Le juge renvoie les six policiers du « coup de pied à la porte » en justice pour intrusion

Il clôt l’enquête et accepte qu’ils soient jugés par un jury populaire

La vidéo des policiers entrant dans la maison où se tenait une fête illégaleRÉSEAUX
  • Etat d’alarme L’intérieur allègue que l’appartement dans lequel la police est entrée de force n’était pas « une habitation » mais « une propriété touristique » destinée à une fête
  • Tribunaux La justice rejette le « coup de pied dans la porte » que Marlaska a défendu pour arrêter une fête pendant l’état d’alarme

Le juge a renvoyé en jugement les six policiers nationaux qui ont fait irruption dans un appartement madrilène où se tenait une fête sans respecter les mesures sanitaires contre la pandémie sans décision de justice.

Dans une résolution notifiée ce mercredi, le magistrat conclut l’enquête et accepte de procéder à une audition devant jury. Elle considère qu’il existe des « indices solides » que les agents ont commis un délit d’intrusion, puni d’emprisonnement et d’interdiction.

Le président du Tribunal d’Instruction 28 de Madrid, Jaime Serret, considère que ce devrait être au procès où il est décidé si ce crime a été commis ou si, comme le soutiennent les agents, ceux qui occupaient l’appartement avaient commis un crime de désobéissance grave en n’ouvrant pas la porte comme demandé. Cela supposait qu’ils commettaient un crime flagrant et qu’ils étaient autorisés à entrer de force sans attendre une décision de justice.

Cette thèse a déjà été rejetée par un tribunal de la Cour provinciale dans une voiture avec laquelle elle a refusé de déposer le dossier. « Il y a eu un excès de la part des policiers dans l’exercice de l’autorité, avec atteinte au droit à l’inviolabilité du domicile », ont déclaré les magistrats.

Il existe une controverse sur la manière de qualifier les faits légalement, mais pas sur ce qui s’est passé. « Les faits qui font l’objet de l’accusation sont pratiquement non controversés : le 21/03/2021 vers 00h50, au cours d’une intervention policière, malgré le fait qu’ils n’avaient ni consentement des habitants, ni autorisation judiciaire, le Des agents de la Police Nationale ont enquêté, ils ont défoncé la porte de la maison située rue Lagasca […] , ils y ont adhéré et ont détenu ses habitants ».

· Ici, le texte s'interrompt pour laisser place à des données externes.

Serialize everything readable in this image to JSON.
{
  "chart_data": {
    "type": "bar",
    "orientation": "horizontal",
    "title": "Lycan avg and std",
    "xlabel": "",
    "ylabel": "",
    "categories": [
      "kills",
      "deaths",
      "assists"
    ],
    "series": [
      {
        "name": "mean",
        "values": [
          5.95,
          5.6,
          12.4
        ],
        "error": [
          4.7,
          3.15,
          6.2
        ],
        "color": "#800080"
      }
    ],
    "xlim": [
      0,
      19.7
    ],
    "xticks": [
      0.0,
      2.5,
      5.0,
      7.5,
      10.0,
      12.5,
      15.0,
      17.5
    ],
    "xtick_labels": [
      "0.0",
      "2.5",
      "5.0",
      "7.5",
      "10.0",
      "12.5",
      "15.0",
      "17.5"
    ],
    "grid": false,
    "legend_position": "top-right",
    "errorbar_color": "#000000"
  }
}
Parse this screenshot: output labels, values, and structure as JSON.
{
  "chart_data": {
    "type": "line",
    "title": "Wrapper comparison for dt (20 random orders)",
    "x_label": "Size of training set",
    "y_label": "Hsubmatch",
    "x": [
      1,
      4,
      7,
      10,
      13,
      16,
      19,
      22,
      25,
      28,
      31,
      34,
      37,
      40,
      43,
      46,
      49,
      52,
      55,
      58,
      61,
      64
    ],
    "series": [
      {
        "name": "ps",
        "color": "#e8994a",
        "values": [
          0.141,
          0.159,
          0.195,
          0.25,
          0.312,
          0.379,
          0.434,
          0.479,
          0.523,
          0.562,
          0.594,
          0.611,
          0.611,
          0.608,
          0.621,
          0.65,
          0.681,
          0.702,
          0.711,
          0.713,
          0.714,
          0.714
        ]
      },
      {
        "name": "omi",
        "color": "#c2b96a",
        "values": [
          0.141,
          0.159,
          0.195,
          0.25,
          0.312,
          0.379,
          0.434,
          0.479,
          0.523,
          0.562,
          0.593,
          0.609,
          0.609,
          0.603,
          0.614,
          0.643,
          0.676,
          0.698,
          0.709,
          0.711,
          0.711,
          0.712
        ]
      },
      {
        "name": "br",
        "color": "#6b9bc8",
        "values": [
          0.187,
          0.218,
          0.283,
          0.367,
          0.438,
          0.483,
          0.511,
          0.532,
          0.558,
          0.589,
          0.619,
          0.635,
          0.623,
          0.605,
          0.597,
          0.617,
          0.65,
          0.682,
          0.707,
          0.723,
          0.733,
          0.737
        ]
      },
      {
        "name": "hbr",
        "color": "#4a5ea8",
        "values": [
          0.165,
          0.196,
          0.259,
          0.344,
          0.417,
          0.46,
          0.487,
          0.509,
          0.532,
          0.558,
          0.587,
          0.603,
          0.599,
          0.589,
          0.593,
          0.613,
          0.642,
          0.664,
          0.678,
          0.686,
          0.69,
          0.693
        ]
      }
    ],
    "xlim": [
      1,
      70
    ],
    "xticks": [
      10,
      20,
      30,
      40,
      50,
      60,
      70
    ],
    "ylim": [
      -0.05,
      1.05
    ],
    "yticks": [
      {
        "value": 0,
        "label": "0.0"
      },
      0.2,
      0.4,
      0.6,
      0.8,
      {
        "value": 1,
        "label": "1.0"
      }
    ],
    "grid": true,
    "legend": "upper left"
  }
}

Le juge convoque les parties pour le 8 octobre à un acte dans lequel l’accusation, exercée par l’avocat Juan Gonzalo Ospina, entérine la décision d’accuser la police.

Erreur de l’agent

Dans sa résolution, le juge pointe la possibilité d’une troisième voie à la marge d’acquittement ou de condamnation pour intrusion. Il s’agit de la possibilité que l’erreur dite d’interdiction se soit produite, selon laquelle les agents ont agi avec la conviction qu’ils le faisaient correctement. Cela signifierait une réduction considérable de la peine, de moitié ou d’un quart. Si l’erreur est considérée comme invincible, aucune peine ne sera prononcée.

Lors de leur récente comparution en tant qu’accusés devant le juge, les six agents ont confirmé que leurs actions avaient été correctes. Après les faits, le ministre de l’Intérieur, le juge en congé Fernando Grande-Marlaska, a défendu les actions des agents, alléguant que la propriété ne pouvait pas être considérée comme une maison, car elle n’était utilisée que pour la fête. Cette thèse a été réfutée dans l’enquête et n’a pas été réutilisée.

Prison, amende et interdiction

L’effraction au domicile d’un agent public est punie par l’article 204 du Code pénal qui ajoute l’inhabilité aux peines d’emprisonnement et d’amende. Il établit que « l’autorité ou l’agent public qui, en dehors des cas autorisés par la loi et sans cause légale d’infraction, commet l’un des faits décrits dans les deux articles précédents [allanamiento], sera puni de la peine prévue respectivement dans le même, dans sa moitié supérieure, et de la réclusion absolue de six à douze ans ».

La peine prévue mentionnée sera, pour avoir commis des actes de violence pour le raid – un bélier a été utilisé pour enfoncer la porte -, de « un à quatre ans et une amende de six à douze mois ». Dans sa moitié supérieure, le minimum commencerait à partir de deux ans et demi de prison et l’amende à partir de neuf mois.

La résolution judiciaire rejette que les faits s’inscrivent dans d’autres catégories juridiques moins punitives, comme le délit d’un agent public contre l’inviolabilité du domicile ou le délit de dommages et intérêts.